Jesus’s response to the woman’s generosity, of giving her last pennies, and why that is infinitely more generous than the wealthy’s loud gifts isn’t merely a suggestion about giving in the abstract, but in the very experience of the people there.
Loud Giving
One of the elements of the story—how Jesus knows what the woman has given—is described in The Last Week by Marcus Borg and John Dominic Crossan. They remind us that there was a money box on the wall of the Temple that people would contribute to. And people would come by and put their contributions to the Temple in it.

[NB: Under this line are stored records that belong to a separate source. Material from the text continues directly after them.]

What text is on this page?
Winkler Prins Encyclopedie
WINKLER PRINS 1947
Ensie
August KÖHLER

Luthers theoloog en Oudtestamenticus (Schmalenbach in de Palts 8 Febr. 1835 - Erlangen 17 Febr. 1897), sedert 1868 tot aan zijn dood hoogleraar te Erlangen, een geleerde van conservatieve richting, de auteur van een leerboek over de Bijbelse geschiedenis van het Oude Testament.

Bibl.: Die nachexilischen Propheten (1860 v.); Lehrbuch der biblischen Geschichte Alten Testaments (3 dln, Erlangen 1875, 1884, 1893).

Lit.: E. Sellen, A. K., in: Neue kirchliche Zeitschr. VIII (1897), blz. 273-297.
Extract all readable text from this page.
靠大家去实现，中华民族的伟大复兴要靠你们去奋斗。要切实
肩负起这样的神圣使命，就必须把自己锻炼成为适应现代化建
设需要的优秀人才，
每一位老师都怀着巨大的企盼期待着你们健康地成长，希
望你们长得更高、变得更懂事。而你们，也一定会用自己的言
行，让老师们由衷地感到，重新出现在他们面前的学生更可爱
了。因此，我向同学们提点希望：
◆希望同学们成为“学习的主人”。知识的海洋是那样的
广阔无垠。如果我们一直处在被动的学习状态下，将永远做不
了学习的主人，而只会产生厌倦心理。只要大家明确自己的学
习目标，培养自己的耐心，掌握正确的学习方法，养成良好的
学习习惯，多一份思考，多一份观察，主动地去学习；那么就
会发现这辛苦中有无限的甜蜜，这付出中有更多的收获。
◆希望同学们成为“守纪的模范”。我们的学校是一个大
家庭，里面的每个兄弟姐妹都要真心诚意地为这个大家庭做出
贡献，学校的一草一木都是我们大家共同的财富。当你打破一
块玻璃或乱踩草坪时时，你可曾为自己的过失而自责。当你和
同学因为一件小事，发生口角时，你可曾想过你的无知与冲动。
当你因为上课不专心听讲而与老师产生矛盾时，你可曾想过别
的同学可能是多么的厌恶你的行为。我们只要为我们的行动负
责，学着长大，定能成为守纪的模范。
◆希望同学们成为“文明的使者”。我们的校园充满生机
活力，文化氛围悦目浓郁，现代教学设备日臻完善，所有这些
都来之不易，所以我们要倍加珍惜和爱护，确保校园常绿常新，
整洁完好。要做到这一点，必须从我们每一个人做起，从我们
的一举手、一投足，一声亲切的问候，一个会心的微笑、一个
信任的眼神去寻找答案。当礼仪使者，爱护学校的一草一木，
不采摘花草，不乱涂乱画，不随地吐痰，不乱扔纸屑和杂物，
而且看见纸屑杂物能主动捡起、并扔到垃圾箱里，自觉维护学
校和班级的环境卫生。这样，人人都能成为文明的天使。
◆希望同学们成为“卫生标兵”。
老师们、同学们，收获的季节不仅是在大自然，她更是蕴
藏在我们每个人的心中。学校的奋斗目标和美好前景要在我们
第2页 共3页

Currency then, as still is now, could be identified by size and weight. Bigger, heavier coins (and it was all coins!) meant larger sums. Big givers would make loud “thunks” into the box. Smaller sums would no doubt “plink”. Giving was only nominally anonymous—people could see you giving and hear how much. There was nothing private about the process.
When Jesus hears the woman’s two plinks in the box, he’s naming how modest her offering is next to the tha-thunks around her’s. But what’s more, is that he names the situations of the givers. That the wealthy can afford to give of their largesse, because there is no question where tonight’s meal is coming from, let alone tomorrow’s.
When you give everything, that’s it. No assurance of anything except a far greater chance of death.
Cultural Critique
This story has a strong critique of the religious culture of the time precisely because he has just critiqued the scribes for “devour[ing] widows’ houses” and then watched an impoverished widow throw herself on the mercy of God to protect her through the week ahead.
How are we supposed to read this without that critique?
I know some people are desperate for an apolitical gospel or want this story to be about faithfulness only as a matter of internal mind-setting, but I just can’t. The critique is so loud!
We are left with a deeply uncomfortable reality, and I think Jesus stops short of directing the disciples to a “right answer” for a reason. Because he wants them to see it. To feel it. To internalize that moment.
Then… deal with it.
He tells them everything they need. The scribes are impoverishing widows and stealing from them. And they will die because of it. Do we really need what to do next? Because I can think of half a dozen responses off the top of my head.
Few stories translate as easy as this one does.
The easiest and perhaps laziest response is to compare this to the church—which sometimes does resemble this problem. Mostly of the Prosperity Gospel variety more than the local church trying to scrape by.
The better approach is to see the way our systems actually exploit, impoverish, and condemn our poorest people. Pay-day lenders, casinos, and bail bondsman are the most obvious examples. But doing a little more digging can find grotesque examples. For example, we might find out how much our publicly-funded prisons charge incarcerated people per minute to make a phone call or hygiene items we can easily pick up at Target for a dollar—prisoners are upcharged anywhere from three to thirty times what we pay. Or consider that credit card and bank fees are higher the less money one makes. The modern economy, which has built an everybody-is-on-their-own mentality makes poverty more expensive. It even costs thousands of dollars to die.
What is plain is that we don’t live in a just society. Not as it is presently arranged. And we actually know how to fix a lot of that—writing new laws to regulate these agencies and industries.
What may be harder for us to wrestle with is embodying this as an act of faithfulness. That the widow in the story is leaving it up to God to keep her from dying and God is leaving it up to people of faith to ensure she survives. That this is the true sign of faithfulness.
Having faith in others is important—ensuring that others’ faith is well-placed is too.